White God | Little White Lies

White God

27 Feb 2015 / Released: 27 Feb 2015

Crowd of people on city street, person on bicycle in foreground wearing blue hooded jacket
Crowd of people on city street, person on bicycle in foreground wearing blue hooded jacket
4

Anticipation.

A Hungarian social realist drama about a canine apocalypse. This we have to see.

3

Enjoyment.

Technically impressive but gimmicky to a fault.

3

In Retrospect.

Woof.

This Orwellian fable which cli­max­es in the cre­ation of an all-dog army nev­er tran­scends its cen­tral gimmick.

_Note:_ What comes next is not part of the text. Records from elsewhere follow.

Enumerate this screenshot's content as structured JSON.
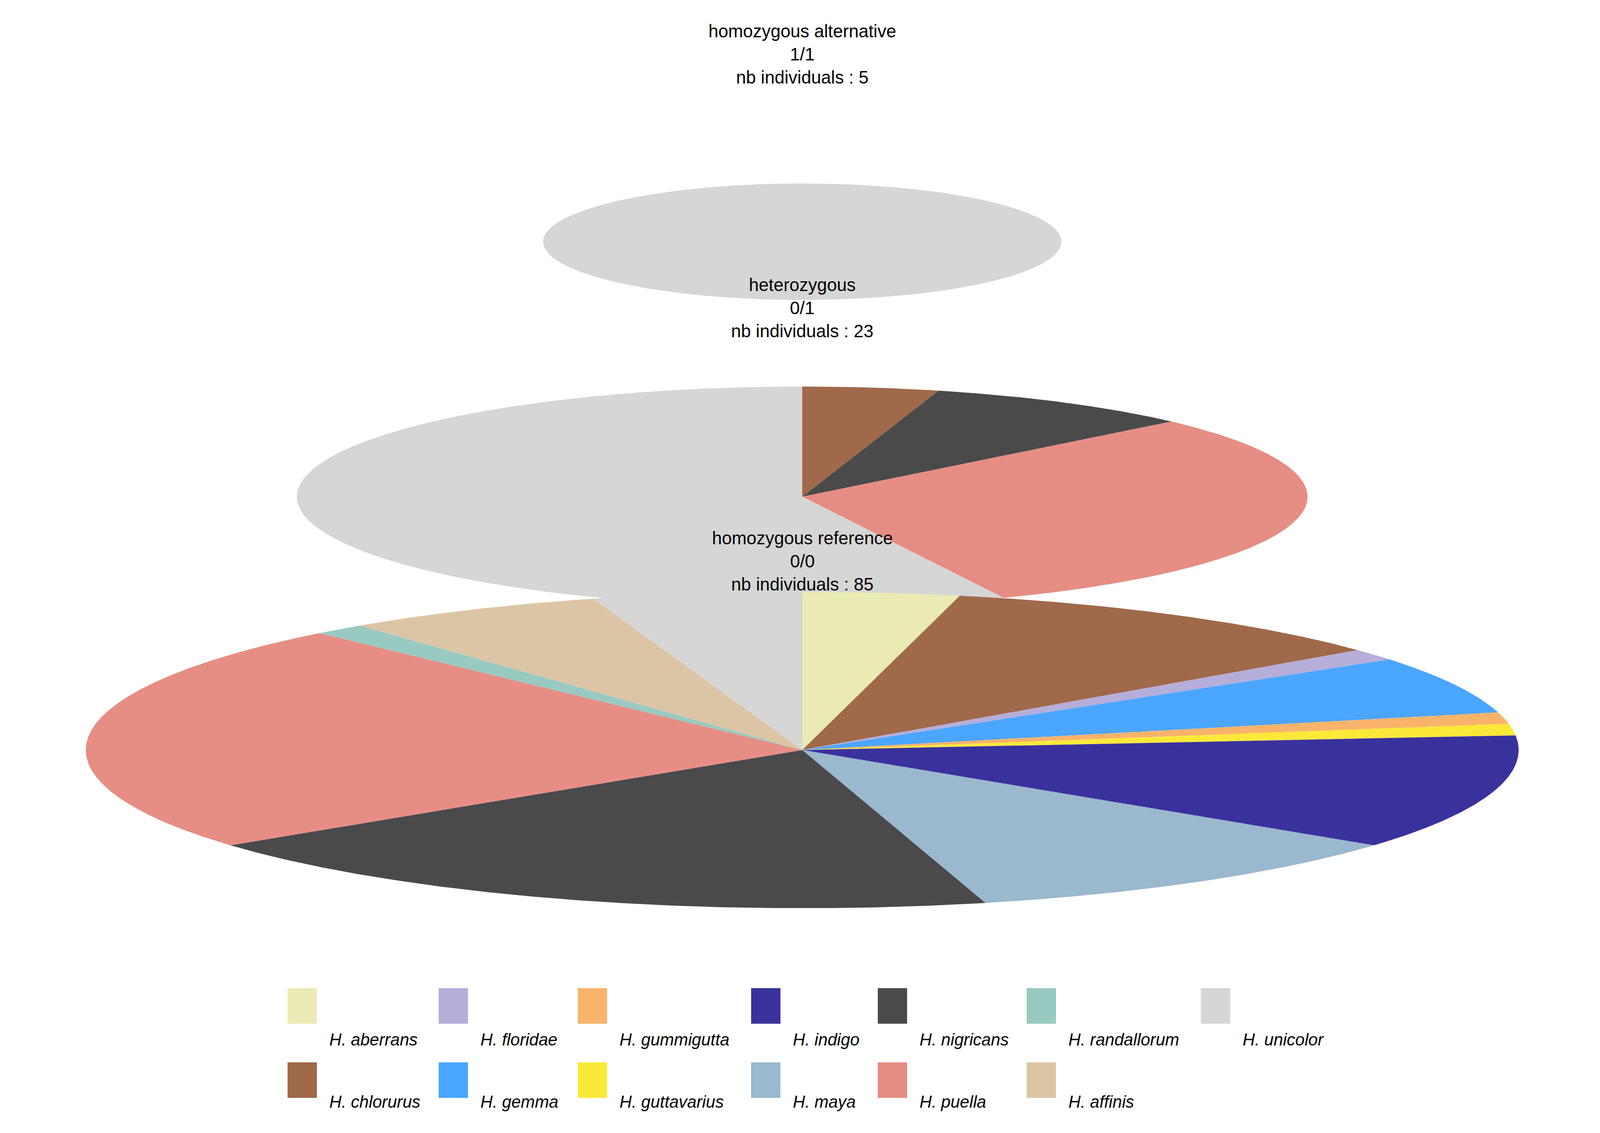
{
  "chart_data": {
    "type": "pie",
    "legend": "bottom",
    "categories": [
      "homozygous alternative",
      "heterozygous",
      "homozygous reference"
    ],
    "genotypes": [
      "1/1",
      "0/1",
      "0/0"
    ],
    "totals_text": [
      "nb individuals : 5",
      "nb individuals : 23",
      "nb individuals : 85"
    ],
    "series": [
      {
        "name": "H. aberrans",
        "color": "#EAEAB5",
        "values": [
          0,
          0,
          3
        ]
      },
      {
        "name": "H. chlorurus",
        "color": "#A0694A",
        "values": [
          0,
          1,
          9
        ]
      },
      {
        "name": "H. floridae",
        "color": "#B5AED9",
        "values": [
          0,
          0,
          1
        ]
      },
      {
        "name": "H. gemma",
        "color": "#4BA6FF",
        "values": [
          0,
          0,
          5
        ]
      },
      {
        "name": "H. gummigutta",
        "color": "#F9B36B",
        "values": [
          0,
          0,
          1
        ]
      },
      {
        "name": "H. guttavarius",
        "color": "#FBE93A",
        "values": [
          0,
          0,
          1
        ]
      },
      {
        "name": "H. indigo",
        "color": "#3A329C",
        "values": [
          0,
          0,
          10
        ]
      },
      {
        "name": "H. maya",
        "color": "#9AB8CE",
        "values": [
          0,
          0,
          9
        ]
      },
      {
        "name": "H. nigricans",
        "color": "#4A4A4A",
        "values": [
          0,
          2,
          16
        ]
      },
      {
        "name": "H. puella",
        "color": "#E68E84",
        "values": [
          0,
          7,
          20
        ]
      },
      {
        "name": "H. randallorum",
        "color": "#98CAC1",
        "values": [
          0,
          0,
          1
        ]
      },
      {
        "name": "H. affinis",
        "color": "#DCC5A5",
        "values": [
          0,
          0,
          5
        ]
      },
      {
        "name": "H. unicolor",
        "color": "#D6D6D6",
        "values": [
          5,
          13,
          4
        ]
      }
    ]
  }
}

Pre­sum­ably titled White God’ because White Dog’ was already tak­en, Hun­gar­i­an direc­tor Kornél Mundruczó’s high con­cept stunt dra­ma, which took home the Un Cer­tain Regard prize (its Palme Dog coup was far more deserved) at last year’s Cannes Film Fes­ti­val, is essen­tial­ly Spar­ta­cus reimag­ined with a canine cast. Indeed, the film fea­tures no less than 274 hounds, who tear about the streets of mod­ern-day Budapest wreak­ing hav­oc on the unsus­pect­ing mas­ters who have beat­en, caged and trained them to fight for sport in seedy back­street arenas.

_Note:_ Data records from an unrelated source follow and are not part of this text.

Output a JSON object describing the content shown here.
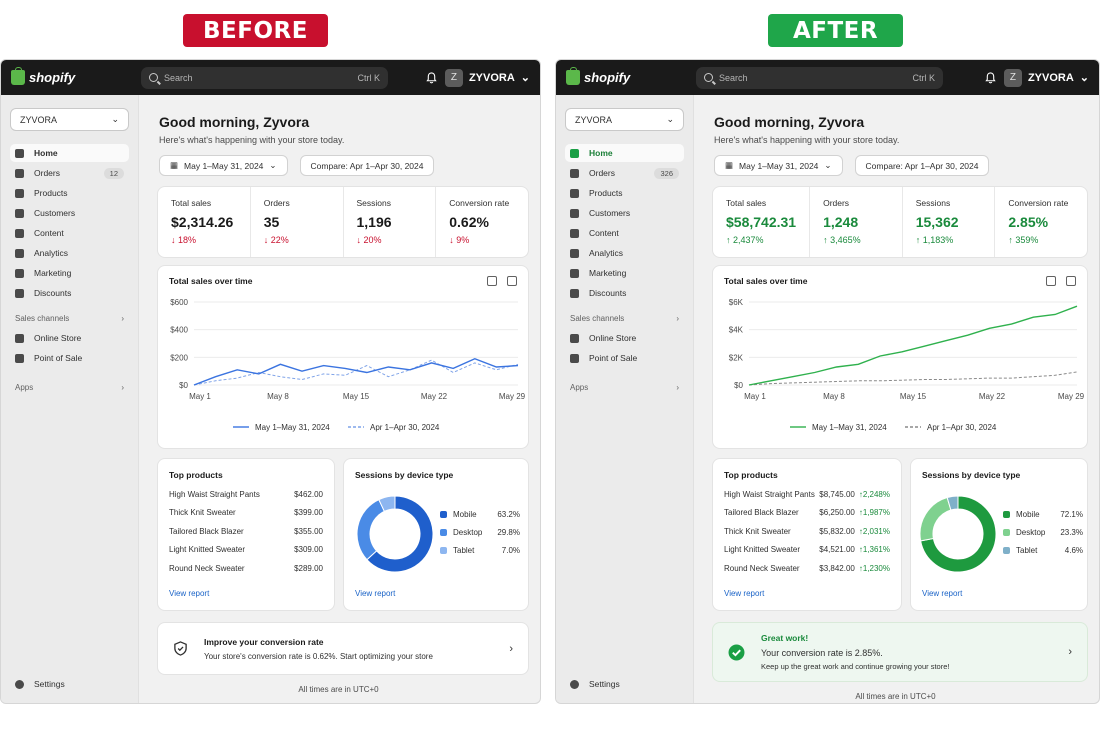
{
  "labels": {
    "before": "BEFORE",
    "after": "AFTER"
  },
  "before": {
    "brand": "shopify",
    "search": {
      "placeholder": "Search",
      "shortcut": "Ctrl K"
    },
    "store": {
      "initial": "Z",
      "name": "ZYVORA"
    },
    "store_select": "ZYVORA",
    "nav": [
      {
        "label": "Home",
        "icon": "home-icon",
        "active": true
      },
      {
        "label": "Orders",
        "icon": "orders-icon",
        "count": "12"
      },
      {
        "label": "Products",
        "icon": "tag-icon"
      },
      {
        "label": "Customers",
        "icon": "person-icon"
      },
      {
        "label": "Content",
        "icon": "content-icon"
      },
      {
        "label": "Analytics",
        "icon": "bar-chart-icon"
      },
      {
        "label": "Marketing",
        "icon": "target-icon"
      },
      {
        "label": "Discounts",
        "icon": "discount-icon"
      }
    ],
    "sales_channels_label": "Sales channels",
    "channels": [
      {
        "label": "Online Store",
        "icon": "store-icon"
      },
      {
        "label": "Point of Sale",
        "icon": "pos-icon"
      }
    ],
    "apps_label": "Apps",
    "settings_label": "Settings",
    "greeting": "Good morning, Zyvora",
    "subgreeting": "Here's what's happening with your store today.",
    "date_range": "May 1–May 31, 2024",
    "compare": "Compare: Apr 1–Apr 30, 2024",
    "metrics": [
      {
        "label": "Total sales",
        "value": "$2,314.26",
        "change": "18%",
        "direction": "down"
      },
      {
        "label": "Orders",
        "value": "35",
        "change": "22%",
        "direction": "down"
      },
      {
        "label": "Sessions",
        "value": "1,196",
        "change": "20%",
        "direction": "down"
      },
      {
        "label": "Conversion rate",
        "value": "0.62%",
        "change": "9%",
        "direction": "down"
      }
    ],
    "chart_title": "Total sales over time",
    "top_products_title": "Top products",
    "products": [
      {
        "name": "High Waist Straight Pants",
        "value": "$462.00"
      },
      {
        "name": "Thick Knit Sweater",
        "value": "$399.00"
      },
      {
        "name": "Tailored Black Blazer",
        "value": "$355.00"
      },
      {
        "name": "Light Knitted Sweater",
        "value": "$309.00"
      },
      {
        "name": "Round Neck Sweater",
        "value": "$289.00"
      }
    ],
    "view_report": "View report",
    "device_title": "Sessions by device type",
    "banner_title": "Improve your conversion rate",
    "banner_text": "Your store's conversion rate is 0.62%. Start optimizing your store",
    "timezone": "All times are in UTC+0"
  },
  "after": {
    "brand": "shopify",
    "search": {
      "placeholder": "Search",
      "shortcut": "Ctrl K"
    },
    "store": {
      "initial": "Z",
      "name": "ZYVORA"
    },
    "store_select": "ZYVORA",
    "nav": [
      {
        "label": "Home",
        "icon": "home-icon",
        "active": true
      },
      {
        "label": "Orders",
        "icon": "orders-icon",
        "count": "326"
      },
      {
        "label": "Products",
        "icon": "tag-icon"
      },
      {
        "label": "Customers",
        "icon": "person-icon"
      },
      {
        "label": "Content",
        "icon": "content-icon"
      },
      {
        "label": "Analytics",
        "icon": "bar-chart-icon"
      },
      {
        "label": "Marketing",
        "icon": "target-icon"
      },
      {
        "label": "Discounts",
        "icon": "discount-icon"
      }
    ],
    "sales_channels_label": "Sales channels",
    "channels": [
      {
        "label": "Online Store",
        "icon": "store-icon"
      },
      {
        "label": "Point of Sale",
        "icon": "pos-icon"
      }
    ],
    "apps_label": "Apps",
    "settings_label": "Settings",
    "greeting": "Good morning, Zyvora",
    "subgreeting": "Here's what's happening with your store today.",
    "date_range": "May 1–May 31, 2024",
    "compare": "Compare: Apr 1–Apr 30, 2024",
    "metrics": [
      {
        "label": "Total sales",
        "value": "$58,742.31",
        "change": "2,437%",
        "direction": "up"
      },
      {
        "label": "Orders",
        "value": "1,248",
        "change": "3,465%",
        "direction": "up"
      },
      {
        "label": "Sessions",
        "value": "15,362",
        "change": "1,183%",
        "direction": "up"
      },
      {
        "label": "Conversion rate",
        "value": "2.85%",
        "change": "359%",
        "direction": "up"
      }
    ],
    "chart_title": "Total sales over time",
    "top_products_title": "Top products",
    "products": [
      {
        "name": "High Waist Straight Pants",
        "value": "$8,745.00",
        "change": "2,248%"
      },
      {
        "name": "Tailored Black Blazer",
        "value": "$6,250.00",
        "change": "1,987%"
      },
      {
        "name": "Thick Knit Sweater",
        "value": "$5,832.00",
        "change": "2,031%"
      },
      {
        "name": "Light Knitted Sweater",
        "value": "$4,521.00",
        "change": "1,361%"
      },
      {
        "name": "Round Neck Sweater",
        "value": "$3,842.00",
        "change": "1,230%"
      }
    ],
    "view_report": "View report",
    "device_title": "Sessions by device type",
    "banner_title": "Great work!",
    "banner_text": "Your conversion rate is 2.85%.",
    "banner_text2": "Keep up the great work and continue growing your store!",
    "timezone": "All times are in UTC+0"
  },
  "chart_data": [
    {
      "type": "line",
      "title": "Total sales over time",
      "x": [
        "May 1",
        "May 3",
        "May 5",
        "May 7",
        "May 9",
        "May 11",
        "May 13",
        "May 15",
        "May 17",
        "May 19",
        "May 21",
        "May 23",
        "May 25",
        "May 27",
        "May 29",
        "May 31"
      ],
      "x_ticks": [
        "May 1",
        "May 8",
        "May 15",
        "May 22",
        "May 29"
      ],
      "y_ticks": [
        "$0",
        "$200",
        "$400",
        "$600"
      ],
      "ylim": [
        0,
        600
      ],
      "series": [
        {
          "name": "May 1–May 31, 2024",
          "color": "#3b74e0",
          "style": "solid",
          "values": [
            0,
            60,
            110,
            80,
            150,
            100,
            140,
            120,
            90,
            130,
            110,
            160,
            120,
            190,
            130,
            140
          ]
        },
        {
          "name": "Apr 1–Apr 30, 2024",
          "color": "#7fa3e8",
          "style": "dashed",
          "values": [
            0,
            30,
            50,
            90,
            60,
            40,
            80,
            70,
            140,
            60,
            110,
            180,
            90,
            160,
            110,
            150
          ]
        }
      ],
      "legend": "bottom"
    },
    {
      "type": "line",
      "title": "Total sales over time",
      "x": [
        "May 1",
        "May 3",
        "May 5",
        "May 7",
        "May 9",
        "May 11",
        "May 13",
        "May 15",
        "May 17",
        "May 19",
        "May 21",
        "May 23",
        "May 25",
        "May 27",
        "May 29",
        "May 31"
      ],
      "x_ticks": [
        "May 1",
        "May 8",
        "May 15",
        "May 22",
        "May 29"
      ],
      "y_ticks": [
        "$0",
        "$2K",
        "$4K",
        "$6K"
      ],
      "ylim": [
        0,
        6000
      ],
      "series": [
        {
          "name": "May 1–May 31, 2024",
          "color": "#2fb14d",
          "style": "solid",
          "values": [
            0,
            300,
            600,
            900,
            1300,
            1500,
            2100,
            2400,
            2800,
            3200,
            3600,
            4100,
            4400,
            4900,
            5100,
            5700
          ]
        },
        {
          "name": "Apr 1–Apr 30, 2024",
          "color": "#8a8a8a",
          "style": "dashed",
          "values": [
            0,
            100,
            150,
            200,
            250,
            300,
            300,
            350,
            400,
            400,
            450,
            500,
            500,
            600,
            700,
            950
          ]
        }
      ],
      "legend": "bottom"
    },
    {
      "type": "pie",
      "title": "Sessions by device type",
      "labels": [
        "Mobile",
        "Desktop",
        "Tablet"
      ],
      "values": [
        63.2,
        29.8,
        7.0
      ],
      "display": [
        "63.2%",
        "29.8%",
        "7.0%"
      ],
      "colors": [
        "#1f5fcc",
        "#4a8be6",
        "#8db6f0"
      ]
    },
    {
      "type": "pie",
      "title": "Sessions by device type",
      "labels": [
        "Mobile",
        "Desktop",
        "Tablet"
      ],
      "values": [
        72.1,
        23.3,
        4.6
      ],
      "display": [
        "72.1%",
        "23.3%",
        "4.6%"
      ],
      "colors": [
        "#1e9a3f",
        "#7fd18f",
        "#7fb0c9"
      ]
    }
  ]
}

Only 13-year-old trum­pet-play­er Lili (Zsó­fia Psot­ta), it seems, is on the side of our poochy pro­tag­o­nists. When her beloved cross­breed Hagen gets boot­ed out by her mean-spir­it­ed pa for no appar­ent rea­son when she goes to stay with him, Lili is deter­mined to track down her best friend before he ends up like so many of the city’s strays. Lit­tle does she know that Hagen’s fate already appears to be sealed hav­ing been picked up by a local dog shel­ter where he’s next in line to take the Long Sleep. But Hagen has oth­er ideas. In an exhil­a­rat­ing sequence he breaks free and mobilis­es a small army of neglect­ed mutts, an event the local author­i­ties are inex­plic­a­bly ill-equipped to deal with.

This is a unique premise exe­cut­ed with gus­to by Mundruczó and his team — spe­cial men­tion to the dog han­dlers and train­ers who helped orches­trate this strange spec­ta­cle, not to men­tion DoP Mar­cell Rév for the vis­cer­al dog’s‑eye-view cam­er­a­work. Yet while White God works as a para­ble for our times — where eco­nom­ic inequal­i­ty has widened the gap between the rich and poor — its nov­el­ty val­ue dilutes its core mes­sage. This is an enter­tain­ing, tech­ni­cal­ly accom­plished work, but unlike the 1982 Samuel Fuller race-rela­tions thriller which the title ref­er­ences, its set-up ulti­mate­ly proves distracting.